Panettone Bucket Bread (based on recipe in King Arthur Baker’s Companion)
1 1/2 cup all-purpose flour
1/2 tsp yeast
1/2 cup cool water
2 1/2 cups all-purpose flour
3 large eggs (save part of one of the whites to brush the top before baking)
8 Tbsp. softened butter (1 stick), cut in small chunks
2 teaspoons vanilla
1/4 tsp lemon oil (I substituted Fiori di Sicilia)
5 teaspoons instant yeast
1 1/4 teaspoons salt
1 1/2 cups (about 9 ounces) combined dried fruit (my favorite blend is 1/2 cup each of golden raisins, dried apricots, dried cranberries, and slivered or chopped almonds though my daughter likes a chocolate add-in and Darrell loves currants)
Make the starter the night before. Combine all ingredients in a medium-sized bowl, cover, and allow them to rest overnight (8 to 12 hours).
Make the dough by combining all of the dough ingredients (including your starter) except the fruit. Knead into a soft, smooth dough. A dough hook and a mixer really are helpful with this dough. Allow to rest for about an hour.
Gradually begin to add in the fruit just until combined. (King Arthur warns that too much working of the fruit will release fruit sugar and cause a slower rise) This part can be challenging but stick with it. Remember slow and steady wins the race.
Gently shape the dough into a ball. You can place it into a panettone pan or paper mold if you have one but many other things will work well, too. I lined an old cookie tin/bucket that I found in my cupboard with parchment paper and it worked great!
Cover and let it rise (if you’re using one) for at least 2 hours. I’ve generally let it go 4 (or more!).

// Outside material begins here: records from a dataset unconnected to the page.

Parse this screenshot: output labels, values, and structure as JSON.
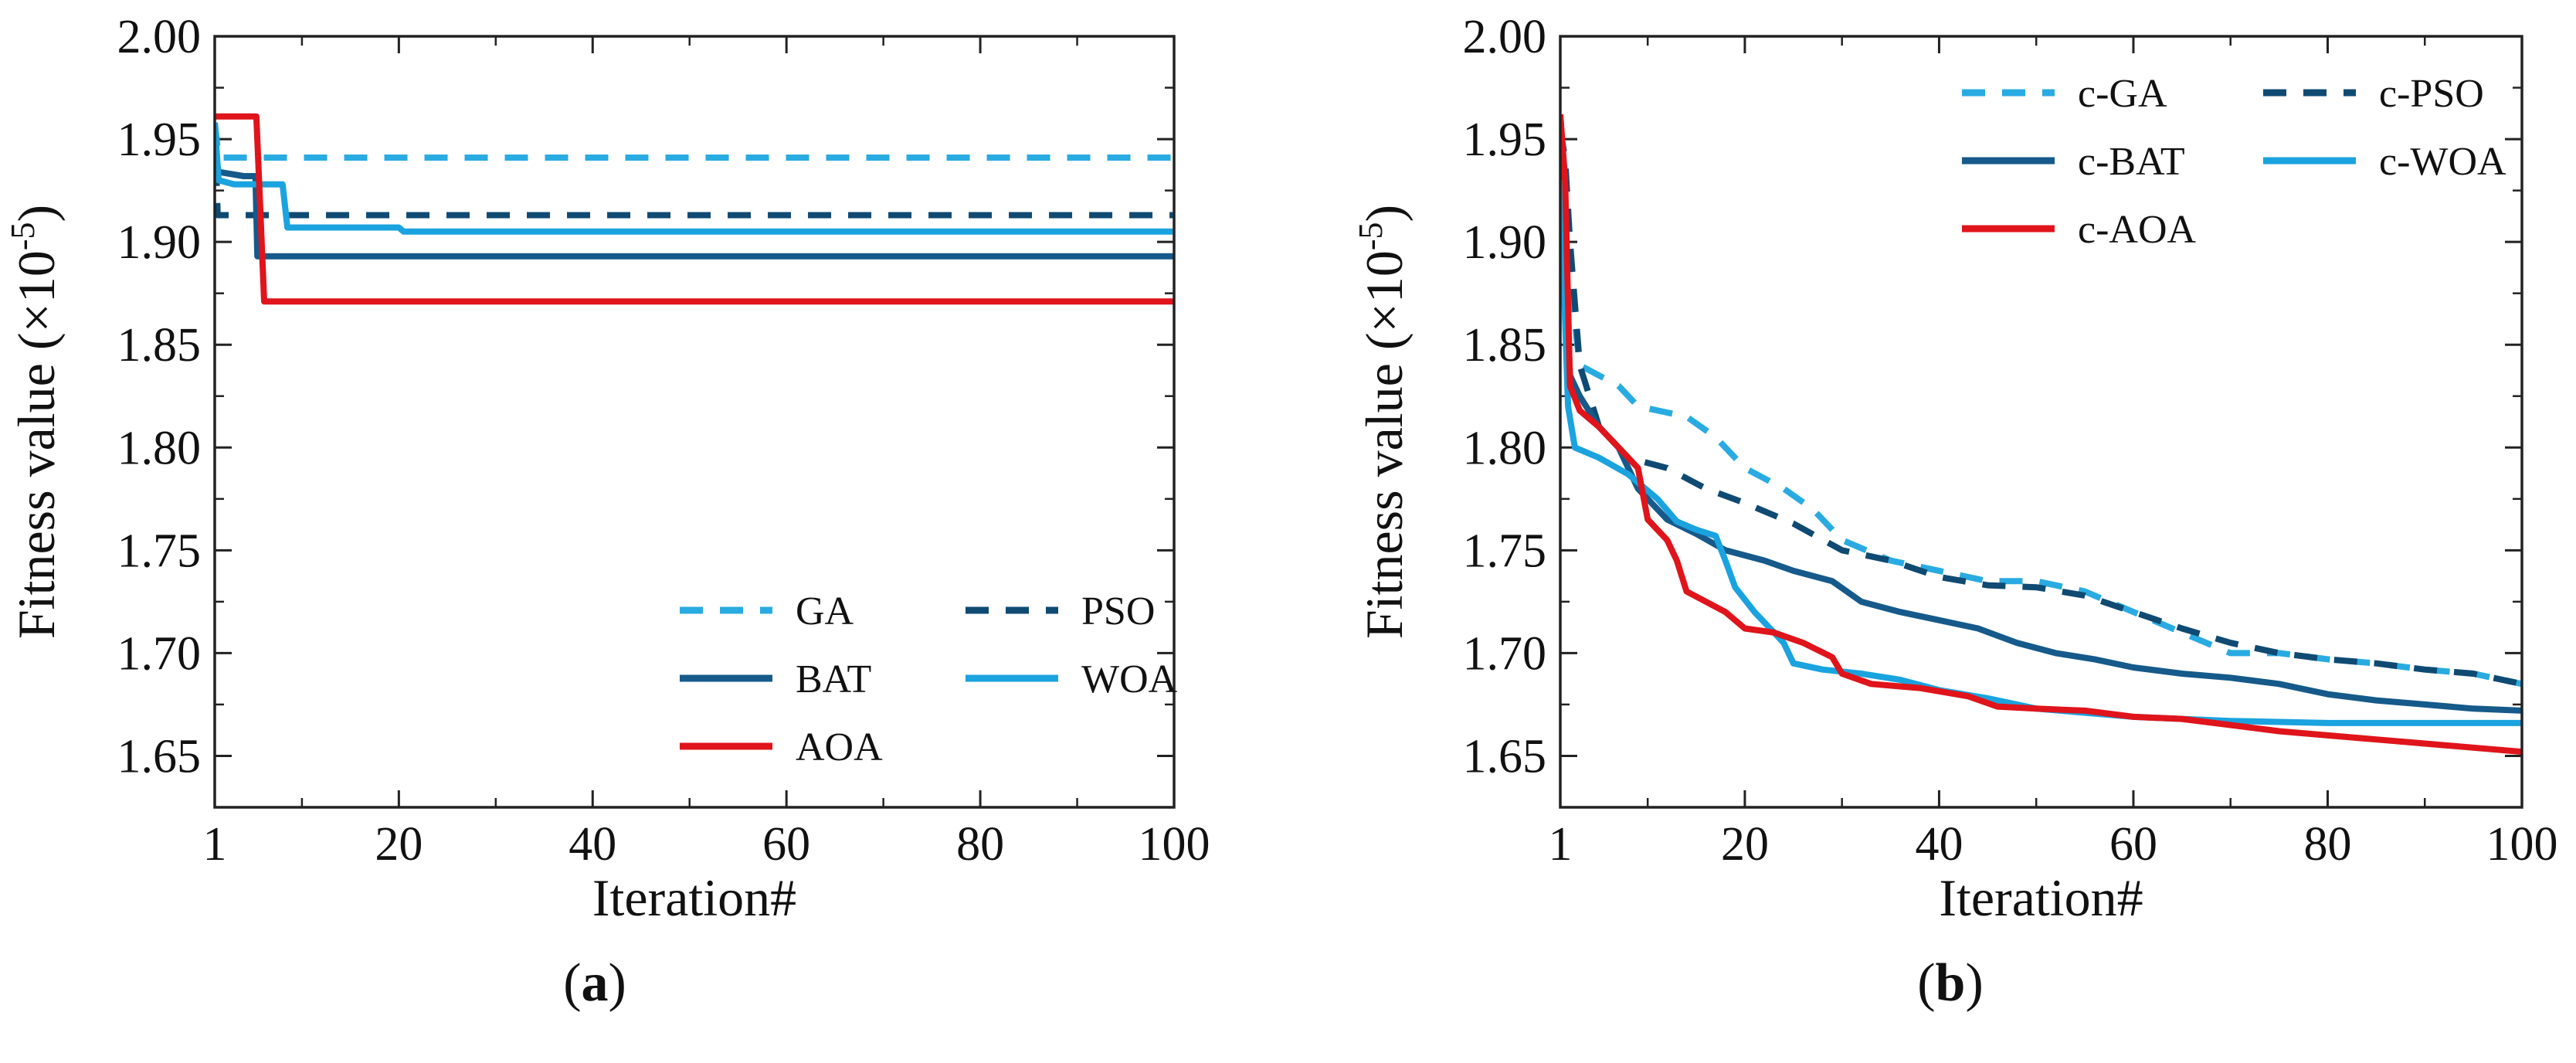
{
  "colors": {
    "ga": "#29abe2",
    "pso": "#0f4a73",
    "bat": "#155a8a",
    "woa": "#1aa3df",
    "aoa": "#e0141b",
    "axis": "#222222"
  },
  "chart_data": [
    {
      "type": "line",
      "panel_label": "a",
      "xlabel": "Iteration#",
      "ylabel": "Fitness value (×10",
      "ylabel_exponent": "-5",
      "ylabel_close": ")",
      "xlim": [
        1,
        100
      ],
      "ylim": [
        1.625,
        2.0
      ],
      "xticks": [
        1,
        20,
        40,
        60,
        80,
        100
      ],
      "xtick_labels": [
        "1",
        "20",
        "40",
        "60",
        "80",
        "100"
      ],
      "yticks": [
        1.65,
        1.7,
        1.75,
        1.8,
        1.85,
        1.9,
        1.95,
        2.0
      ],
      "ytick_labels": [
        "1.65",
        "1.70",
        "1.75",
        "1.80",
        "1.85",
        "1.90",
        "1.95",
        "2.00"
      ],
      "legend": {
        "placement": "bottom-right",
        "columns": 2,
        "entries": [
          {
            "series": "GA",
            "label": "GA"
          },
          {
            "series": "PSO",
            "label": "PSO"
          },
          {
            "series": "BAT",
            "label": "BAT"
          },
          {
            "series": "WOA",
            "label": "WOA"
          },
          {
            "series": "AOA",
            "label": "AOA"
          }
        ]
      },
      "series": [
        {
          "name": "GA",
          "label": "GA",
          "color_key": "ga",
          "dash": true,
          "points": [
            [
              1,
              1.958
            ],
            [
              1.4,
              1.941
            ],
            [
              100,
              1.941
            ]
          ]
        },
        {
          "name": "PSO",
          "label": "PSO",
          "color_key": "pso",
          "dash": true,
          "points": [
            [
              1,
              1.958
            ],
            [
              1.3,
              1.913
            ],
            [
              100,
              1.913
            ]
          ]
        },
        {
          "name": "BAT",
          "label": "BAT",
          "color_key": "bat",
          "dash": false,
          "points": [
            [
              1,
              1.944
            ],
            [
              1.4,
              1.934
            ],
            [
              4,
              1.932
            ],
            [
              5.2,
              1.932
            ],
            [
              5.4,
              1.893
            ],
            [
              100,
              1.893
            ]
          ]
        },
        {
          "name": "WOA",
          "label": "WOA",
          "color_key": "woa",
          "dash": false,
          "points": [
            [
              1,
              1.958
            ],
            [
              1.4,
              1.93
            ],
            [
              3,
              1.928
            ],
            [
              8,
              1.928
            ],
            [
              8.5,
              1.907
            ],
            [
              20,
              1.907
            ],
            [
              20.5,
              1.905
            ],
            [
              100,
              1.905
            ]
          ]
        },
        {
          "name": "AOA",
          "label": "AOA",
          "color_key": "aoa",
          "dash": false,
          "points": [
            [
              1,
              1.961
            ],
            [
              5.3,
              1.961
            ],
            [
              6.1,
              1.871
            ],
            [
              100,
              1.871
            ]
          ]
        }
      ]
    },
    {
      "type": "line",
      "panel_label": "b",
      "xlabel": "Iteration#",
      "ylabel": "Fitness value (×10",
      "ylabel_exponent": "-5",
      "ylabel_close": ")",
      "xlim": [
        1,
        100
      ],
      "ylim": [
        1.625,
        2.0
      ],
      "xticks": [
        1,
        20,
        40,
        60,
        80,
        100
      ],
      "xtick_labels": [
        "1",
        "20",
        "40",
        "60",
        "80",
        "100"
      ],
      "yticks": [
        1.65,
        1.7,
        1.75,
        1.8,
        1.85,
        1.9,
        1.95,
        2.0
      ],
      "ytick_labels": [
        "1.65",
        "1.70",
        "1.75",
        "1.80",
        "1.85",
        "1.90",
        "1.95",
        "2.00"
      ],
      "legend": {
        "placement": "top-center",
        "columns": 2,
        "entries": [
          {
            "series": "c-GA",
            "label": "c-GA"
          },
          {
            "series": "c-PSO",
            "label": "c-PSO"
          },
          {
            "series": "c-BAT",
            "label": "c-BAT"
          },
          {
            "series": "c-WOA",
            "label": "c-WOA"
          },
          {
            "series": "c-AOA",
            "label": "c-AOA"
          }
        ]
      },
      "series": [
        {
          "name": "c-GA",
          "label": "c-GA",
          "color_key": "ga",
          "dash": true,
          "points": [
            [
              1,
              1.955
            ],
            [
              2,
              1.88
            ],
            [
              3,
              1.84
            ],
            [
              5,
              1.835
            ],
            [
              7,
              1.83
            ],
            [
              9,
              1.82
            ],
            [
              12,
              1.817
            ],
            [
              14,
              1.815
            ],
            [
              17,
              1.805
            ],
            [
              20,
              1.79
            ],
            [
              24,
              1.78
            ],
            [
              27,
              1.77
            ],
            [
              30,
              1.755
            ],
            [
              35,
              1.745
            ],
            [
              40,
              1.74
            ],
            [
              45,
              1.735
            ],
            [
              50,
              1.735
            ],
            [
              55,
              1.73
            ],
            [
              60,
              1.72
            ],
            [
              65,
              1.71
            ],
            [
              70,
              1.7
            ],
            [
              75,
              1.7
            ],
            [
              80,
              1.697
            ],
            [
              85,
              1.695
            ],
            [
              90,
              1.692
            ],
            [
              95,
              1.69
            ],
            [
              100,
              1.685
            ]
          ]
        },
        {
          "name": "c-PSO",
          "label": "c-PSO",
          "color_key": "pso",
          "dash": true,
          "points": [
            [
              1,
              1.955
            ],
            [
              1.5,
              1.94
            ],
            [
              2,
              1.9
            ],
            [
              3,
              1.84
            ],
            [
              5,
              1.81
            ],
            [
              8,
              1.795
            ],
            [
              12,
              1.79
            ],
            [
              16,
              1.78
            ],
            [
              20,
              1.773
            ],
            [
              25,
              1.763
            ],
            [
              30,
              1.75
            ],
            [
              35,
              1.745
            ],
            [
              40,
              1.737
            ],
            [
              45,
              1.733
            ],
            [
              50,
              1.732
            ],
            [
              55,
              1.728
            ],
            [
              60,
              1.72
            ],
            [
              65,
              1.712
            ],
            [
              70,
              1.705
            ],
            [
              75,
              1.7
            ],
            [
              80,
              1.697
            ],
            [
              85,
              1.695
            ],
            [
              90,
              1.692
            ],
            [
              95,
              1.69
            ],
            [
              100,
              1.685
            ]
          ]
        },
        {
          "name": "c-BAT",
          "label": "c-BAT",
          "color_key": "bat",
          "dash": false,
          "points": [
            [
              1,
              1.945
            ],
            [
              2,
              1.835
            ],
            [
              3,
              1.825
            ],
            [
              5,
              1.81
            ],
            [
              7,
              1.8
            ],
            [
              9,
              1.78
            ],
            [
              12,
              1.765
            ],
            [
              15,
              1.758
            ],
            [
              18,
              1.75
            ],
            [
              22,
              1.745
            ],
            [
              25,
              1.74
            ],
            [
              29,
              1.735
            ],
            [
              32,
              1.725
            ],
            [
              36,
              1.72
            ],
            [
              40,
              1.716
            ],
            [
              44,
              1.712
            ],
            [
              48,
              1.705
            ],
            [
              52,
              1.7
            ],
            [
              56,
              1.697
            ],
            [
              60,
              1.693
            ],
            [
              65,
              1.69
            ],
            [
              70,
              1.688
            ],
            [
              75,
              1.685
            ],
            [
              80,
              1.68
            ],
            [
              85,
              1.677
            ],
            [
              90,
              1.675
            ],
            [
              95,
              1.673
            ],
            [
              100,
              1.672
            ]
          ]
        },
        {
          "name": "c-WOA",
          "label": "c-WOA",
          "color_key": "woa",
          "dash": false,
          "points": [
            [
              1,
              1.93
            ],
            [
              1.8,
              1.82
            ],
            [
              2.5,
              1.8
            ],
            [
              5,
              1.795
            ],
            [
              8,
              1.787
            ],
            [
              11,
              1.775
            ],
            [
              13,
              1.764
            ],
            [
              15,
              1.76
            ],
            [
              17,
              1.757
            ],
            [
              18,
              1.745
            ],
            [
              19,
              1.732
            ],
            [
              21,
              1.72
            ],
            [
              23,
              1.71
            ],
            [
              24,
              1.705
            ],
            [
              25,
              1.695
            ],
            [
              28,
              1.692
            ],
            [
              32,
              1.69
            ],
            [
              36,
              1.687
            ],
            [
              40,
              1.682
            ],
            [
              45,
              1.678
            ],
            [
              50,
              1.673
            ],
            [
              55,
              1.671
            ],
            [
              60,
              1.669
            ],
            [
              65,
              1.668
            ],
            [
              70,
              1.667
            ],
            [
              80,
              1.666
            ],
            [
              100,
              1.666
            ]
          ]
        },
        {
          "name": "c-AOA",
          "label": "c-AOA",
          "color_key": "aoa",
          "dash": false,
          "points": [
            [
              1,
              1.962
            ],
            [
              1.5,
              1.93
            ],
            [
              2,
              1.83
            ],
            [
              3,
              1.818
            ],
            [
              5,
              1.81
            ],
            [
              7,
              1.8
            ],
            [
              9,
              1.79
            ],
            [
              10,
              1.765
            ],
            [
              12,
              1.755
            ],
            [
              13,
              1.745
            ],
            [
              14,
              1.73
            ],
            [
              16,
              1.725
            ],
            [
              18,
              1.72
            ],
            [
              20,
              1.712
            ],
            [
              23,
              1.71
            ],
            [
              26,
              1.705
            ],
            [
              29,
              1.698
            ],
            [
              30,
              1.69
            ],
            [
              33,
              1.685
            ],
            [
              38,
              1.683
            ],
            [
              43,
              1.679
            ],
            [
              46,
              1.674
            ],
            [
              50,
              1.673
            ],
            [
              55,
              1.672
            ],
            [
              60,
              1.669
            ],
            [
              65,
              1.668
            ],
            [
              70,
              1.665
            ],
            [
              75,
              1.662
            ],
            [
              80,
              1.66
            ],
            [
              85,
              1.658
            ],
            [
              90,
              1.656
            ],
            [
              95,
              1.654
            ],
            [
              100,
              1.652
            ]
          ]
        }
      ]
    }
  ]
}
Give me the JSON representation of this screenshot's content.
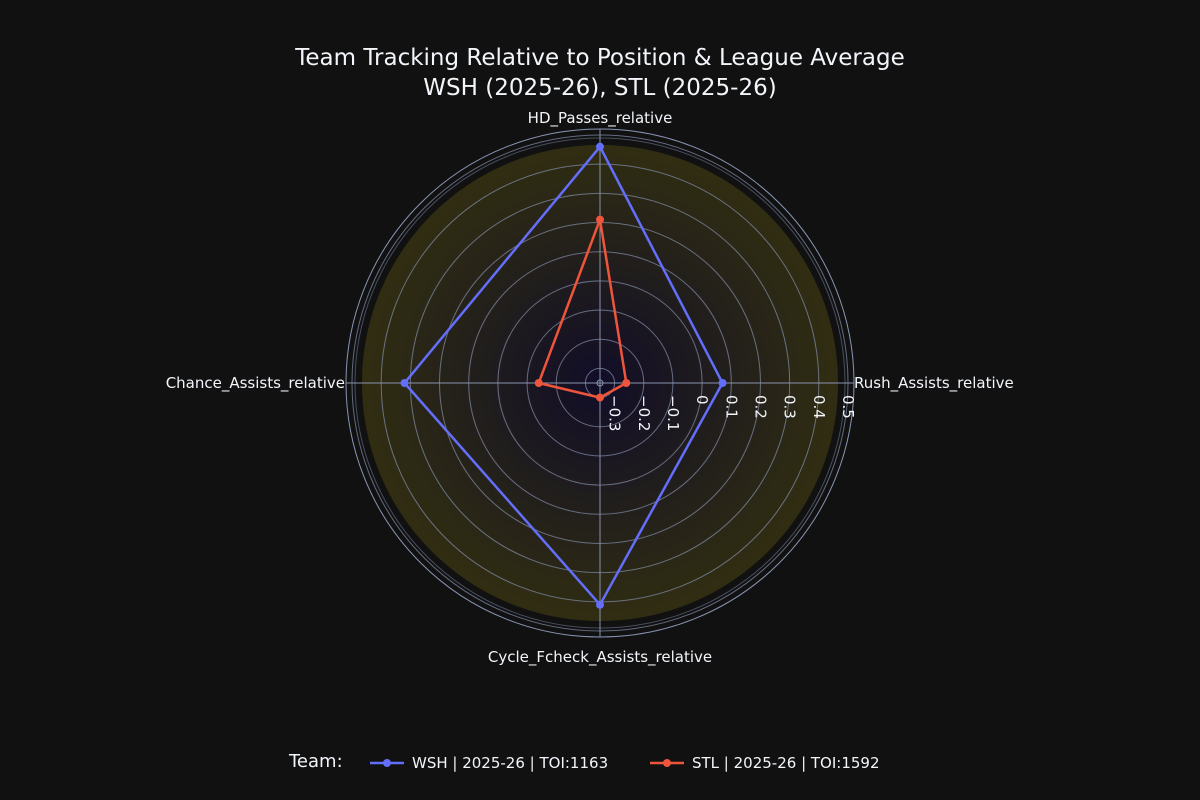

It will puff some but not double in size.
Before putting it into the oven I like to brush it with a little egg white mixed with water and sprinkle it with sugar and slivered almonds. As an alternative, use a knife to cut an X in the top and place 1 tablespoon of cold butter in the middle before baking.
Bake in a preheated 350 degree oven for 45 minutes. Tent the loaf with a piece of foil if it browns too quickly and continue baking for another 30 minutes to an hour. It will brown and give appearance of being baked but PLEASE note that baking times have varied widely for me. This is one of the only loaves that I use a thermometer for. The internal temperature should be around 190 degree.
Remove panettone from oven. It can collapse a bit when cooled upright so I’ve angled my loaf to cool and rotated it periodically through the cooling. I’ve also skewered my loaf and turned it upside down to cool when I’ve used paper molds….and, of course, I’ve cooled it upright and it’s all gotten eaten anyway!
This bread keeps for a week or two and freezes well!